Colleague Andy Behrens has covered every step of Polanco Watch 2014. The early-alarm was sounded here, the last-call warning rang here. In any sort of competitive league, Polanco is long, long gone.

Polanco had nothing more to prove in Triple-A; the Pirates obviously kept him down this long for monetary concerns. He posted a .347/.405/.540 line at Indianapolis, with seven homers and 15 steals over 62 games. No one knows what rookies are ready for when they arrive (the Chisenhall Youth nods), but Polanco certainly looks like he might hit the ground running. It should be fun to watch him play.

Before we leave Pittsburgh, let's note the solid work right-hander Charlie Morton has been doing. He had no problem with the Cubs on Monday (7 IP, 6 H, 1 R, 0 BB, 7 K), grabbing his third victory in four turns. He's only had one blowup start over his last nine appearances, and although the K/BB clip is barely over two, he does induce a ton of ground balls (56.1 percent this year). A 1.25 WHIP isn't great, but a 3.14 ERA is playable (if not repeatable, natch).

The upcoming schedule plays nicely: at the Twins, at the Cubs. You can make the Morton addition in 89 percent of Yahoo leagues.

We've had lots of Corey Dickerson talk in this space, and yet he's still available in three-quarters of Yahoo leagues. I don't know why his ownership tag isn't much higher. We can't make the point and click for you.

Dickerson has been terrific when asked to play this year: .324/.380/.620, eight homers (including one Monday), three steals in 108 at-bats. Colorado is a float, sure, but he's also mashing on the road. And the Rockies need Dickerson to play, given the recent setbacks with Carlos Gonzalez (exploratory finger surgery) and Michael Cuddyer (shoulder injury, expected to miss 6-8 weeks). Dickerson has a snappy minor-league pedigree and he's already shown returns at the big-league level; there's a sizable upside here. Why won't you come along for the ride?

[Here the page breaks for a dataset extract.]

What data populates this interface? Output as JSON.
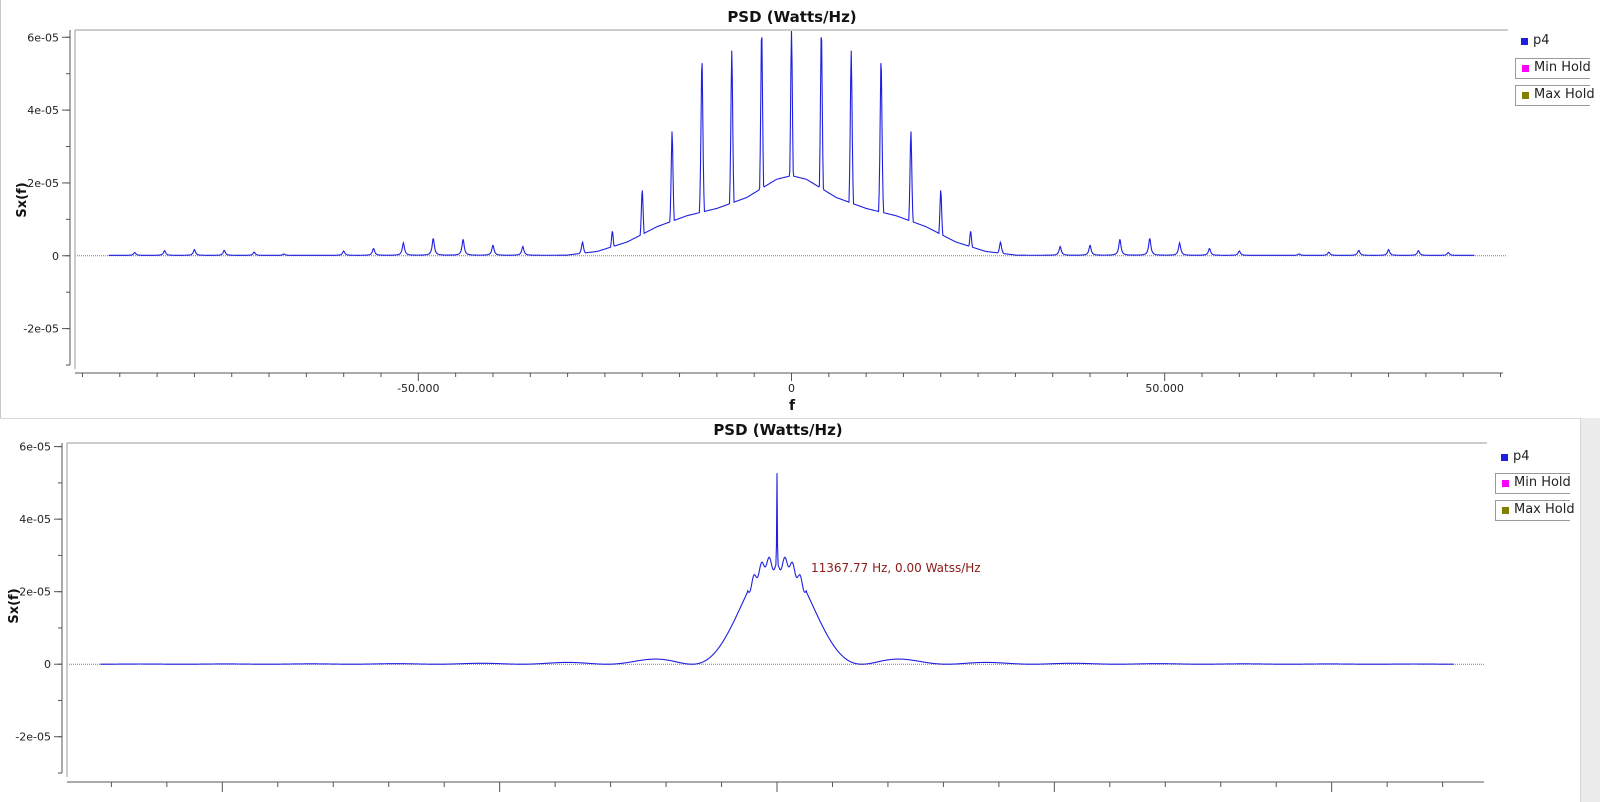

We picked up Danny Santana for the steals and the leadoff slot in Minnesota, not to mention the three tasty positions (second, short, outfield) in the Yahoo game. We didn't expect home runs to come with the package. Nonetheless, Santana has two homers in his last four days, pairing nicely with his .364/.395/.506 start through 23 games. He's also 4-for-4 on the bases.

Sure, he's playing over his head – but the recent surge marks his spot in the lineup nicely. Santana waits for a call in 77 percent of Yahoo leagues. It's always fun to own at least one Swiss Army Knife.